As chairman of the public health committee, he handled legislation on issues including Medicaid, welfare reform, nursing home care for the elderly, child residential care, managed health care, child support and foster child care.
In announcing his retirement in 1999, Bean said: "I have given a lot of thought to the idea that it's time for me to retire. I'm healthy, feel good. I still have a lot of things I want to do."
Bean led efforts passing legislation establishing primary health care centers around the state. In 2000, the patient services building at South Mississippi State Hospital in Purvis was named in Bean's honor.
Bean, a businessman, frequently reminded members of the Senate that as a non-lawyer he wanted issues explained in such a way that a truck driver could understand it. In 1995, the Senate, based upon a longstanding tradition in southern states that members of the State Senate were automatically admitted to the bar, named Bean an honorary attorney-at-law.

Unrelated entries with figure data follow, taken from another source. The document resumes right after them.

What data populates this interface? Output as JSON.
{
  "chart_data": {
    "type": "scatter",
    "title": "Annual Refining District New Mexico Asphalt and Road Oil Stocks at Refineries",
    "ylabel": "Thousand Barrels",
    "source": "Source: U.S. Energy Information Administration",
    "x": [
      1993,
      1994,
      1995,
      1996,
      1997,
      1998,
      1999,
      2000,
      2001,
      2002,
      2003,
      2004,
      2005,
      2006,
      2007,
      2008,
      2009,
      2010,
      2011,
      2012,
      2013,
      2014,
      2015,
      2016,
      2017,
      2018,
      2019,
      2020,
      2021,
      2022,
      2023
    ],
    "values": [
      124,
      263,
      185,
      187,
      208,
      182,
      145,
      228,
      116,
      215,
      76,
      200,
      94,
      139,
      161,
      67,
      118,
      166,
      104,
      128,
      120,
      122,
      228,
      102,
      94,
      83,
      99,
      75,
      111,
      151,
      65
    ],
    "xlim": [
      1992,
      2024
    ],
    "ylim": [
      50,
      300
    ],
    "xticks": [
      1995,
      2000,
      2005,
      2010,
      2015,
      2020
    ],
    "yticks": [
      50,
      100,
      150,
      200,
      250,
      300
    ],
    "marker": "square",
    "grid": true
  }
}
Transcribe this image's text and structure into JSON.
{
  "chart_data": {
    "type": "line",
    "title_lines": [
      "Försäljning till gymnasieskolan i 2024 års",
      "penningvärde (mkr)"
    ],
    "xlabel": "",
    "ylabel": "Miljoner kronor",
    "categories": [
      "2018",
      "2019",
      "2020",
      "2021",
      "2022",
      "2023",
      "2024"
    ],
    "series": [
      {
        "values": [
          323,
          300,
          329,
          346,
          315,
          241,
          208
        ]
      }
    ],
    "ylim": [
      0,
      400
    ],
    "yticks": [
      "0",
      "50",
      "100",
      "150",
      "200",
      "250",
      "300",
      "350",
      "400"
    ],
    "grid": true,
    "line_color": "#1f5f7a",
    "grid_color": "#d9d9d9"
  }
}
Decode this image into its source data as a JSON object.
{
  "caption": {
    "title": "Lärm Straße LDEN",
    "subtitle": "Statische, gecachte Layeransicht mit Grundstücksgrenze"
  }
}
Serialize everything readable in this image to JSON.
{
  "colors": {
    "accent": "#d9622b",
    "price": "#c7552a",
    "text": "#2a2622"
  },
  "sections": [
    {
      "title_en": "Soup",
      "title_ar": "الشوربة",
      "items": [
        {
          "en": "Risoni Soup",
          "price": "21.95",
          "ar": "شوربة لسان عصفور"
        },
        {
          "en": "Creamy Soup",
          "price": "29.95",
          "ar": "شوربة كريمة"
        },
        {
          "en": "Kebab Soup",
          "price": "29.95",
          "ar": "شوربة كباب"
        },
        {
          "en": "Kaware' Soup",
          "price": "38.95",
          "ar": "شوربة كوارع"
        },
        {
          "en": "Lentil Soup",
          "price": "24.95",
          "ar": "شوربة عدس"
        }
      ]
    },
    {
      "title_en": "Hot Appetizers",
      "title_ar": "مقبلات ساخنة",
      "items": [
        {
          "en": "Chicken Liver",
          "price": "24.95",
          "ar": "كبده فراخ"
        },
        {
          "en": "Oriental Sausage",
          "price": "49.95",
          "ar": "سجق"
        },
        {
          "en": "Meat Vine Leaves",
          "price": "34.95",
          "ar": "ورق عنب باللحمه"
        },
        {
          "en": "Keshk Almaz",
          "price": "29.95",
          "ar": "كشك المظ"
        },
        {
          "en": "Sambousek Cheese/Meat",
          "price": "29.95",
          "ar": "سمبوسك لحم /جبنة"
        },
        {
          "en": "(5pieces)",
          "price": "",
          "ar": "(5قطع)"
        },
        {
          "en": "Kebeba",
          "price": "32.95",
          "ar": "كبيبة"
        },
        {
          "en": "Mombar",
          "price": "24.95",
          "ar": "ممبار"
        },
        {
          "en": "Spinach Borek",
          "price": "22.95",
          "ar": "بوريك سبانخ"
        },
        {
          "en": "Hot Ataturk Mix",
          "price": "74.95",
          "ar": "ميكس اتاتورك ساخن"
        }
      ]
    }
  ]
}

Bean also tried to rally support to get the Big Three college football programs to schedule games with each other.
A fan of the University of Southern Mississippi Golden Eagles, Bean got the mandate through the Senate one year, only to see it defeated in the House. Bean didn't attend any of the universities - though he did represent the Hattiesburg area - and said it didn't make sense to play so many out of state teams when the money could be kept at home.
In 1998, he brought the issue up during Senate debate on a constitutional amendment involving the College Board. Many senators were away from their desks but heard over the intercom his proposal to make mandatory games part of the state's 1890 Constitution.
The commotion of "folks hustling to get back to the chambers sounded like a square dance," said Bean.
When Mississippi State University and USM announced in 2009 that they would resume play, Bean was elated.